Parts reverential biopic and probing art analysis, “Hitchcock” is an endearing look at inimitable filmmaker Alfred Hitchcock’s marital blues and temperaments while making the 1960 shocker “Psycho.”
The “Master of Suspense” is played by Anthony Hopkins, made more rotund but not really unrecognizable. The impersonation amazes; his gait and speech patterns mostly resemble the director’s. His simple but heartwarming story is enhanced by the focus on his unsung heroine and wife Alma, impressively portrayed by Helen Mirren.

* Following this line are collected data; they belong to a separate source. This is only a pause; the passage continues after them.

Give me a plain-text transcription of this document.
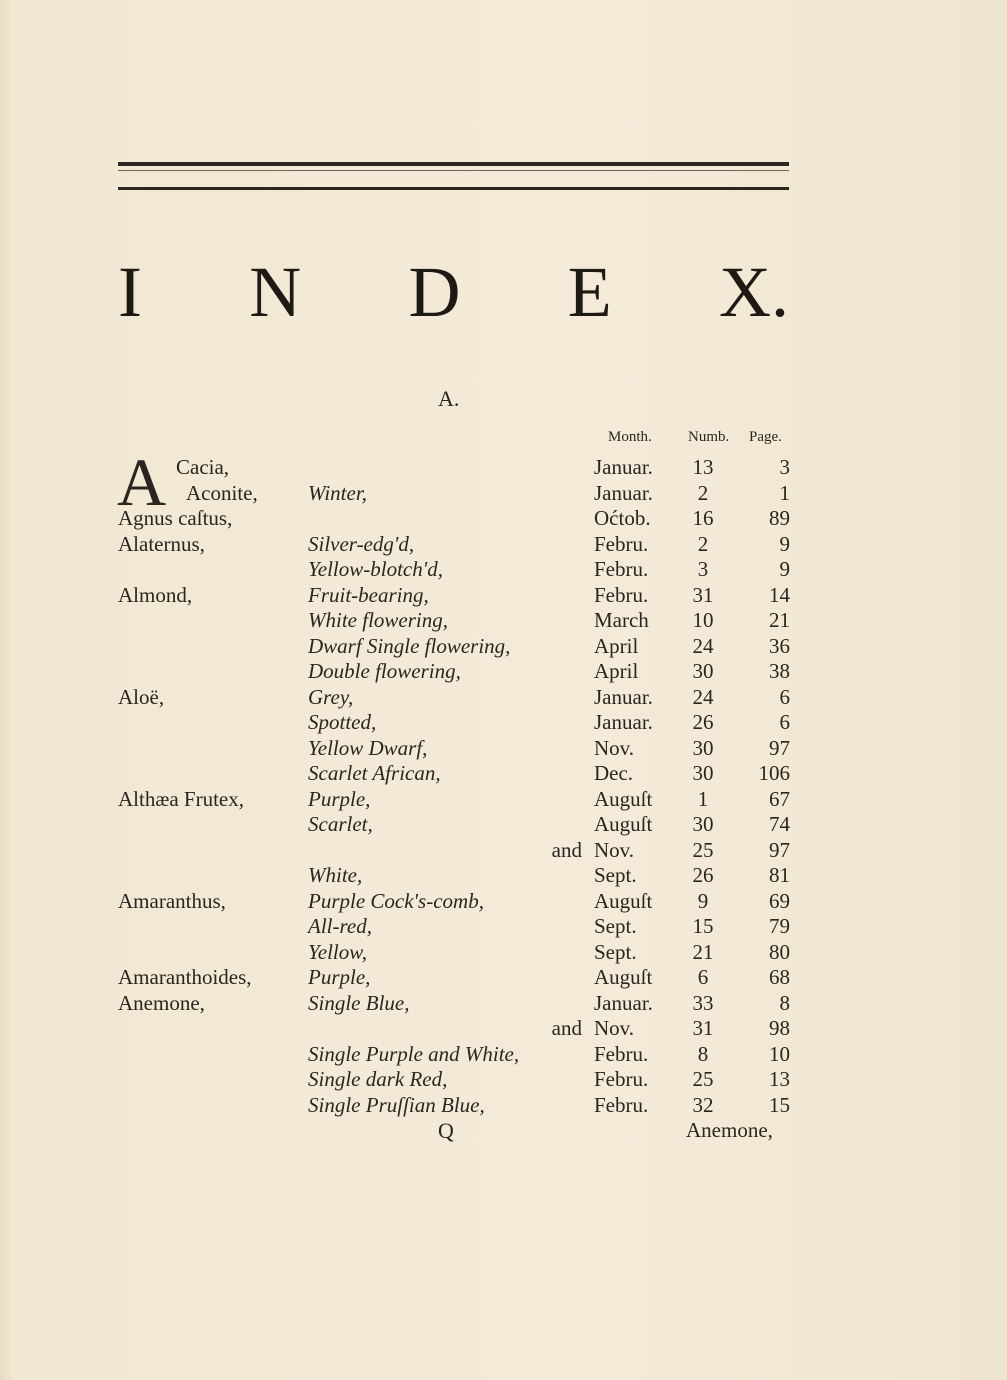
I N D E X.
A.
Month. Numb. Page.
A Cacia,	Januar.	13	3
Aconite, Winter,	Januar.	2	1
Agnus caſtus,	Oćtob.	16	89
Alaternus,	Silver-edg'd,	Febru.	2	9
Yellow-blotch'd,	Febru.	3	9
Almond,	Fruit-bearing,	Febru.	31	14
White flowering,	March	10	21
Dwarf Single flowering,	April	24	36
Double flowering,	April	30	38
Aloë,	Grey,	Januar.	24	6
Spotted,	Januar.	26	6
Yellow Dwarf,	Nov.	30	97
Scarlet African,	Dec.	30	106
Althæa Frutex,	Purple,	Auguſt	1	67
Scarlet,	Auguſt	30	74
and Nov.	25	97
White,	Sept.	26	81
Amaranthus,	Purple Cock's-comb,	Auguſt	9	69
All-red,	Sept.	15	79
Yellow,	Sept.	21	80
Amaranthoides,	Purple,	Auguſt	6	68
Anemone,	Single Blue,	Januar.	33	8
and Nov.	31	98
Single Purple and White,	Febru.	8	10
Single dark Red,	Febru.	25	13
Single Pruſſian Blue,	Febru.	32	15
Q	Anemone,
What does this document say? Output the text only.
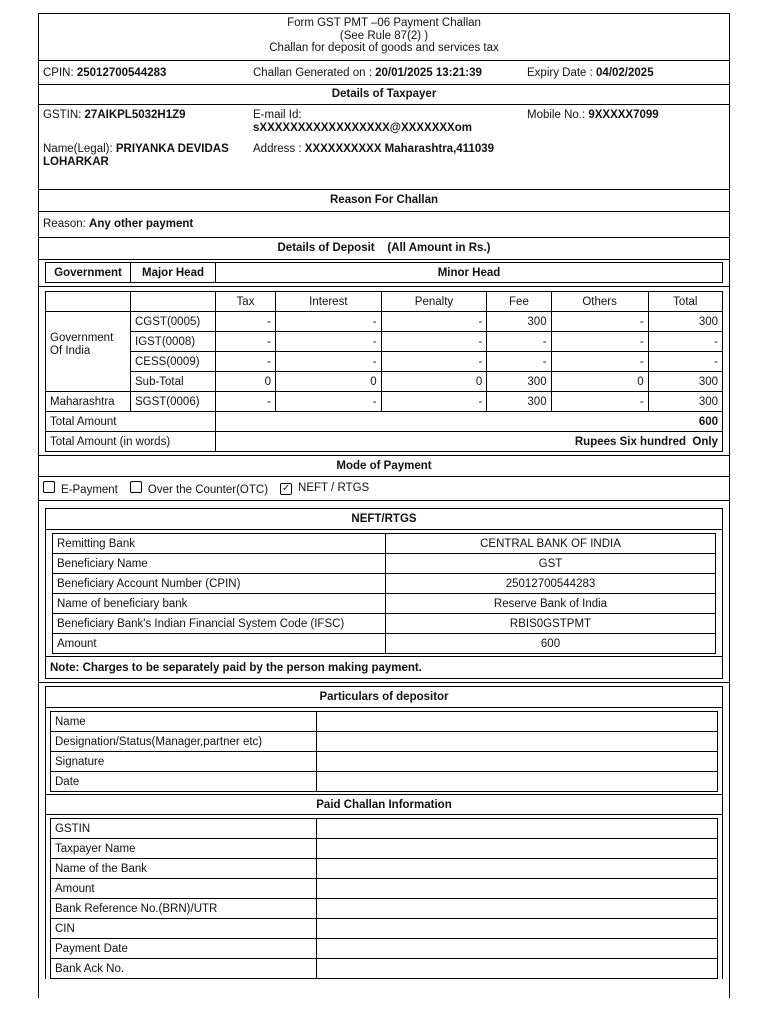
Form GST PMT –06 Payment Challan
(See Rule 87(2) )
Challan for deposit of goods and services tax
CPIN: 25012700544283	Challan Generated on : 20/01/2025 13:21:39	Expiry Date : 04/02/2025
Details of Taxpayer
GSTIN: 27AIKPL5032H1Z9	E-mail Id:
sXXXXXXXXXXXXXXXXX@XXXXXXXom
Mobile No.: 9XXXXX7099
Name(Legal): PRIYANKA DEVIDAS LOHARKAR
Address : XXXXXXXXXX Maharashtra,411039
Reason For Challan
Reason: Any other payment
Details of Deposit    (All Amount in Rs.)
Government	Major Head	Minor Head
		Tax	Interest	Penalty	Fee	Others	Total
Government Of India	CGST(0005)	-	-	-	300	-	300
	IGST(0008)	-	-	-	-	-	-
	CESS(0009)	-	-	-	-	-	-
	Sub-Total	0	0	0	300	0	300
Maharashtra	SGST(0006)	-	-	-	300	-	300
Total Amount		600					
Total Amount (in words)		Rupees Six hundred  Only					
Mode of Payment
E-Payment	Over the Counter(OTC) ✓ NEFT / RTGS
NEFT/RTGS
Remitting Bank	CENTRAL BANK OF INDIA
Beneficiary Name	GST
Beneficiary Account Number (CPIN)	25012700544283
Name of beneficiary bank	Reserve Bank of India
Beneficiary Bank's Indian Financial System Code (IFSC)	RBIS0GSTPMT
Amount	600
Note: Charges to be separately paid by the person making payment.
Particulars of depositor
Name	
Designation/Status(Manager,partner etc)	
Signature	
Date	
Paid Challan Information
GSTIN	
Taxpayer Name	
Name of the Bank	
Amount	
Bank Reference No.(BRN)/UTR	
CIN	
Payment Date	
Bank Ack No.	
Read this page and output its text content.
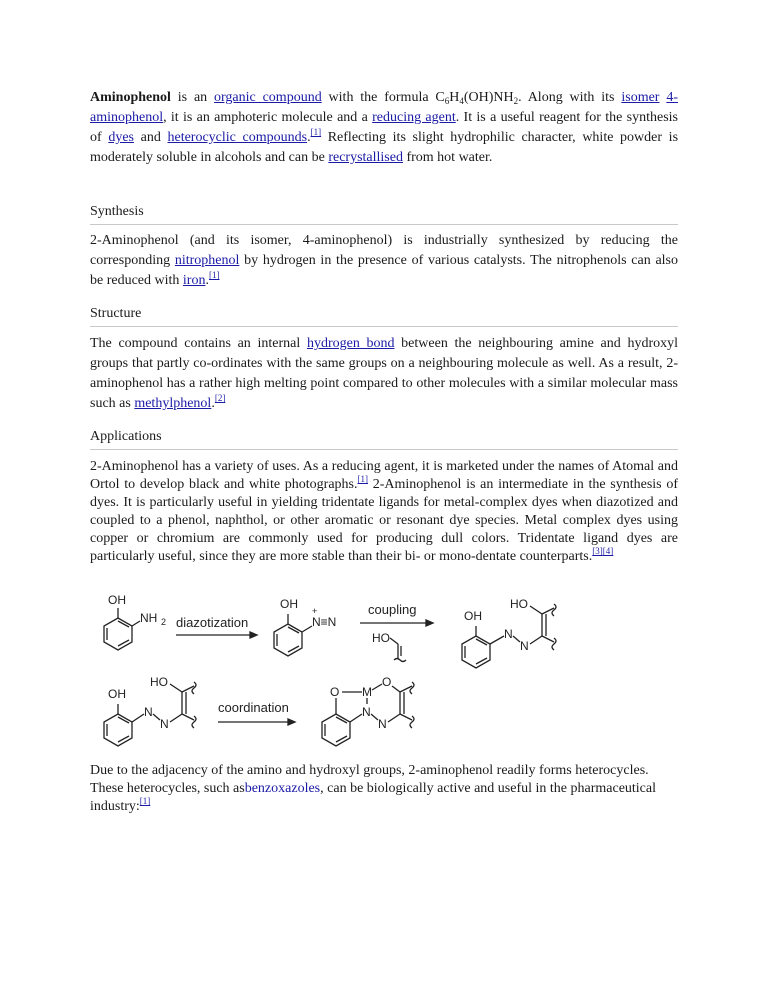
Aminophenol is an organic compound with the formula $C_6H_4(OH)NH_2$. Along with its isomer 4-aminophenol, it is an amphoteric molecule and a reducing agent. It is a useful reagent for the synthesis of dyes and heterocyclic compounds.[1] Reflecting its slight hydrophilic character, white powder is moderately soluble in alcohols and can be recrystallised from hot water.

Synthesis

2-Aminophenol (and its isomer, 4-aminophenol) is industrially synthesized by reducing the corresponding nitrophenol by hydrogen in the presence of various catalysts. The nitrophenols can also be reduced with iron.[1]

Structure

The compound contains an internal hydrogen bond between the neighbouring amine and hydroxyl groups that partly co-ordinates with the same groups on a neighbouring molecule as well. As a result, 2-aminophenol has a rather high melting point compared to other molecules with a similar molecular mass such as methylphenol.[2]

Applications

2-Aminophenol has a variety of uses. As a reducing agent, it is marketed under the names of Atomal and Ortol to develop black and white photographs.[1] 2-Aminophenol is an intermediate in the synthesis of dyes. It is particularly useful in yielding tridentate ligands for metal-complex dyes when diazotized and coupled to a phenol, naphthol, or other aromatic or resonant dye species. Metal complex dyes using copper or chromium are commonly used for producing dull colors. Tridentate ligand dyes are particularly useful, since they are more stable than their bi- or mono-dentate counterparts.[3][4]

OH
NH 2 diazotization
OH +
N≡N
coupling
HO
OH
N
N
HO
OH
N
N
HO
coordination
O M
O
N
N

Due to the adjacency of the amino and hydroxyl groups, 2-aminophenol readily forms heterocycles. These heterocycles, such asbenzoxazoles, can be biologically active and useful in the pharmaceutical industry:[1]
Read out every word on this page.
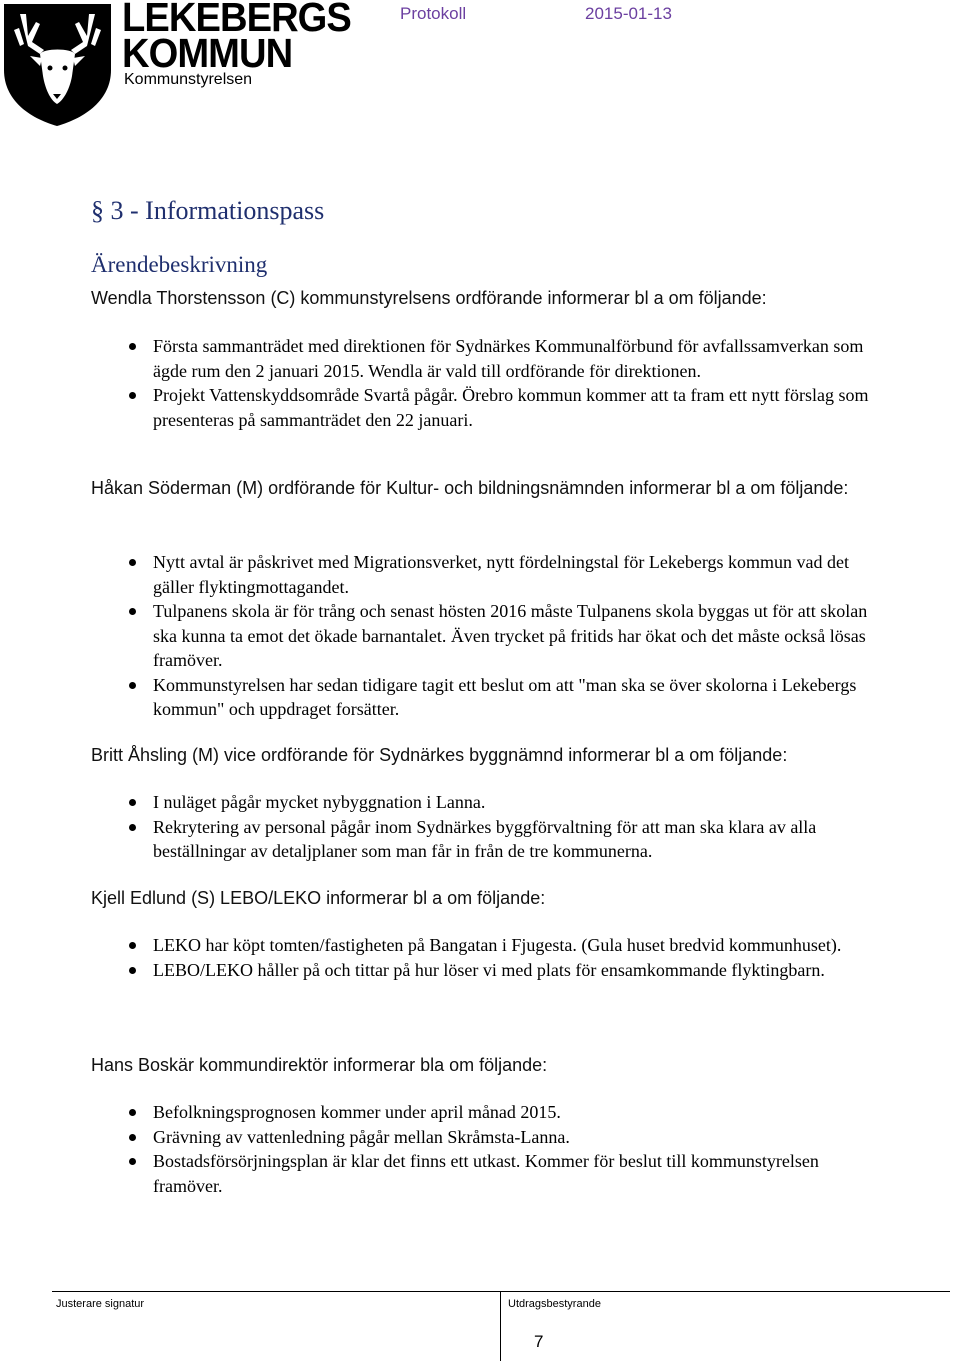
LEKEBERGS
KOMMUN
Kommunstyrelsen
Protokoll	2015-01-13
§ 3 - Informationspass
Ärendebeskrivning
Wendla Thorstensson (C) kommunstyrelsens ordförande informerar bl a om följande:
Första sammanträdet med direktionen för Sydnärkes Kommunalförbund för avfallssamverkan som ägde rum den 2 januari 2015. Wendla är vald till ordförande för direktionen.
Projekt Vattenskyddsområde Svartå pågår. Örebro kommun kommer att ta fram ett nytt förslag som presenteras på sammanträdet den 22 januari.
Håkan Söderman (M) ordförande för Kultur- och bildningsnämnden informerar bl a om följande:
Nytt avtal är påskrivet med Migrationsverket, nytt fördelningstal för Lekebergs kommun vad det gäller flyktingmottagandet.
Tulpanens skola är för trång och senast hösten 2016 måste Tulpanens skola byggas ut för att skolan ska kunna ta emot det ökade barnantalet. Även trycket på fritids har ökat och det måste också lösas framöver.
Kommunstyrelsen har sedan tidigare tagit ett beslut om att "man ska se över skolorna i Lekebergs kommun" och uppdraget forsätter.
Britt Åhsling (M) vice ordförande för Sydnärkes byggnämnd informerar bl a om följande:
I nuläget pågår mycket nybyggnation i Lanna.
Rekrytering av personal pågår inom Sydnärkes byggförvaltning för att man ska klara av alla beställningar av detaljplaner som man får in från de tre kommunerna.
Kjell Edlund (S) LEBO/LEKO informerar bl a om följande:
LEKO har köpt tomten/fastigheten på Bangatan i Fjugesta. (Gula huset bredvid kommunhuset).
LEBO/LEKO håller på och tittar på hur löser vi med plats för ensamkommande flyktingbarn.
Hans Boskär kommundirektör informerar bla om följande:
Befolkningsprognosen kommer under april månad 2015.
Grävning av vattenledning pågår mellan Skråmsta-Lanna.
Bostadsförsörjningsplan är klar det finns ett utkast. Kommer för beslut till kommunstyrelsen framöver.
Justerare signatur	Utdragsbestyrande
7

Itching to make new art, Hitchcock (or “Hitch” to his wife and close friends) is inexplicably drawn to the book “Psycho.” Funding the movie adaptation himself, he finds the process liberating, despite facing constraints such as strict censors and skeptical members of the press.
Through it all,
Alma is the unwavering partner seeking to carve her own path by collaborating with her close friend Whitfield Cook (Danny Huston), who wishes her husband would translate his script for the big screen.
“Hitchcock” breezes through its intended points of focus with nary a hitch. From the director’s obsession with the gruesome tale to his unrequited attraction to his blonde bombshell leads, the mingling of self-doubt and purpose in dream sequences is artfully and humorously done. His conflicted real-life bonds with his actresses (played by Scarlett Johansson and Jessica Biel) are likewise interesting, further enhancing the central relationship angle with his long-overshadowed spouse.
“Hitchcock” will be screened exclusively at Ayala Cinemas starting Feb.6.